Norden has teamed up with greenhouse gas insetting platform 123Carbon to offer the Denmark bulker and tanker operator’s customers options to tackle emissions in their supply chain.

Copenhagen-based Norden will use the new 123Carbon platform to turn its reductions in CO2-equivalent emissions reductions from biofuels into a token that it can allocate to customers.

Those customers will be able to apply that insetting token toward reductions in their indirect supply chain emissions known as Scope 3.

While carbon offsetting is facing mounting criticism for applying emissions reductions outside of shipping, insets involve a different approach by reducing greenhouse gases within the industry’s well-to-wake emissions footprint.

Adam Nielsen, head of logistics and climate solutions at Norden, said insets are not new, but it is early days for using them in shipping.

“We believe that carbon insetting will play a major role in accelerating the uptake of low-carbon fuels by connecting the demand for green freight with the supply, while bridging availability constraints,” he said.

Carbon123 managing director Jeroen van Heiningen said carbon inset tokens are financial instruments that allow cargo owners to invest in upstream decarbonisation and then claim the benefits.

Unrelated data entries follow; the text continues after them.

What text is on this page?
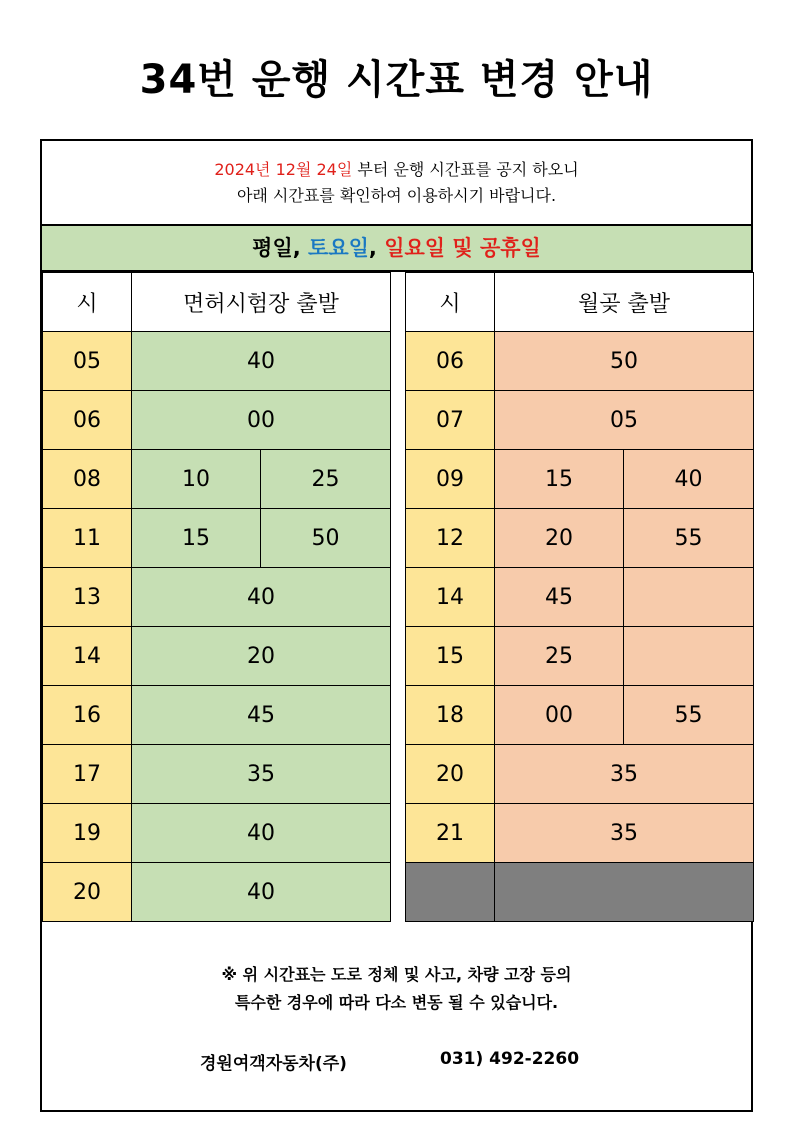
34번 운행 시간표 변경 안내
2024년 12월 24일 부터 운행 시간표를 공지 하오니
아래 시간표를 확인하여 이용하시기 바랍니다.
평일, 토요일, 일요일 및 공휴일
시	면허시험장 출발	
05	40	
06	00	
08	10	25
11	15	50
13	40	
14	20	
16	45	
17	35	
19	40	
20	40	
시	월곶 출발	
06	50	
07	05	
09	15	40
12	20	55
14	45	
15	25	
18	00	55
20	35	
21	35	

※ 위 시간표는 도로 정체 및 사고, 차량 고장 등의
특수한 경우에 따라 다소 변동 될 수 있습니다.
경원여객자동차(주)	031) 492-2260
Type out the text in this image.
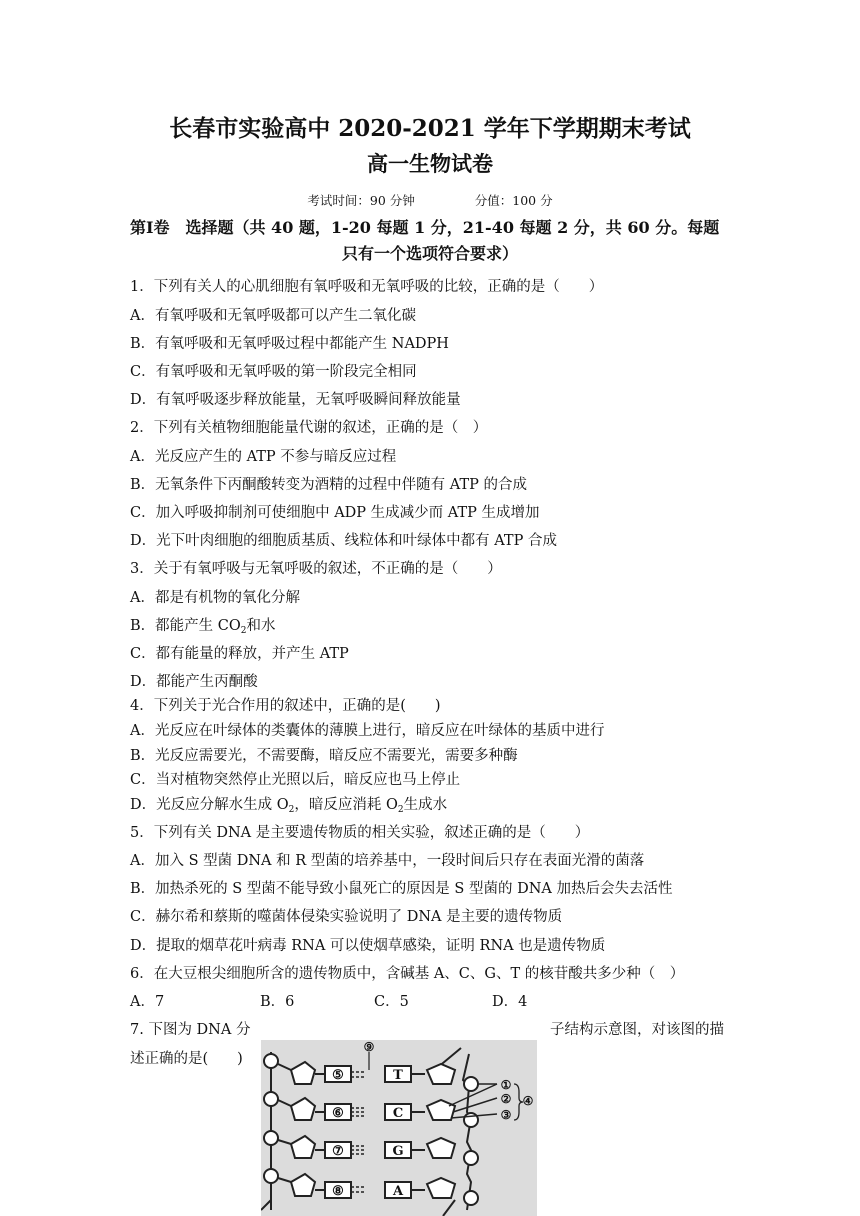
长春市实验高中 2020-2021 学年下学期期末考试
高一生物试卷
考试时间：90 分钟	分值：100 分
第Ⅰ卷　选择题（共 40 题，1-20 每题 1 分，21-40 每题 2 分，共 60 分。每题
只有一个选项符合要求）
1．下列有关人的心肌细胞有氧呼吸和无氧呼吸的比较，正确的是（　　）
A．有氧呼吸和无氧呼吸都可以产生二氧化碳
B．有氧呼吸和无氧呼吸过程中都能产生 NADPH
C．有氧呼吸和无氧呼吸的第一阶段完全相同
D．有氧呼吸逐步释放能量，无氧呼吸瞬间释放能量
2．下列有关植物细胞能量代谢的叙述，正确的是（　）
A．光反应产生的 ATP 不参与暗反应过程
B．无氧条件下丙酮酸转变为酒精的过程中伴随有 ATP 的合成
C．加入呼吸抑制剂可使细胞中 ADP 生成减少而 ATP 生成增加
D．光下叶肉细胞的细胞质基质、线粒体和叶绿体中都有 ATP 合成
3．关于有氧呼吸与无氧呼吸的叙述，不正确的是（　　）
A．都是有机物的氧化分解
B．都能产生 $CO_2$和水
C．都有能量的释放，并产生 ATP
D．都能产生丙酮酸
4．下列关于光合作用的叙述中，正确的是(　　)
A．光反应在叶绿体的类囊体的薄膜上进行，暗反应在叶绿体的基质中进行
B．光反应需要光，不需要酶，暗反应不需要光，需要多种酶
C．当对植物突然停止光照以后，暗反应也马上停止
D．光反应分解水生成 $O_2$，暗反应消耗 $O_2$生成水
5．下列有关 DNA 是主要遗传物质的相关实验，叙述正确的是（　　）
A．加入 S 型菌 DNA 和 R 型菌的培养基中，一段时间后只存在表面光滑的菌落
B．加热杀死的 S 型菌不能导致小鼠死亡的原因是 S 型菌的 DNA 加热后会失去活性
C．赫尔希和蔡斯的噬菌体侵染实验说明了 DNA 是主要的遗传物质
D．提取的烟草花叶病毒 RNA 可以使烟草感染，证明 RNA 也是遗传物质
6．在大豆根尖细胞所含的遗传物质中，含碱基 A、C、G、T 的核苷酸共多少种（　）
A．7	B．6	C．5	D．4
7. 下图为 DNA 分	子结构示意图，对该图的描
述正确的是(　　)
⑤
⑥
⑦
⑧
⑨
T
C
G
A
①
②
③
④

And tokenising emissions reductions as a way to add flexibility to shipping emissions reductions.

“It’s about differentiated allocation,” he told TradeWinds. “One company wants more decarbonisation than the next. We’re in a voluntary market, so you need to make sure that you can accommodate that.”

Jeroen van Heiningen is managing director of 123Carbon. His firm has set up a platform to tokenise carbon insets. Photo: 123Carbon

Biofuels are expensive compared to fossil fuels and are not available everywhere.

Consider one freight buyer on a voyage where biofuels are available that is unwilling to pay the higher cost. The token for those emissions cuts could be applied to another customer who is willing to pay for decarbonisation but may be shipping from a region where biofuels are not available.

“A carbon inset connects what we call the coalition of the willing … to the coalition of those that are able to do it,” he said. “You eliminate so many barriers.”

Norden and 123Carbon are also working with consultancy AllChiefs and Verifavia, a verification firm focused on the transport sector.

Verifavia general director Nicolas Duchene pointed to another key difference between carbon insetting and offsetting.

“Unlike carbon offsetting, the entire chain of custody for the insetting process is independently verified — as well as the reductions corresponding to an intervention — enabling genuine transparency over carbon reductions supported by reliable certification,” he said.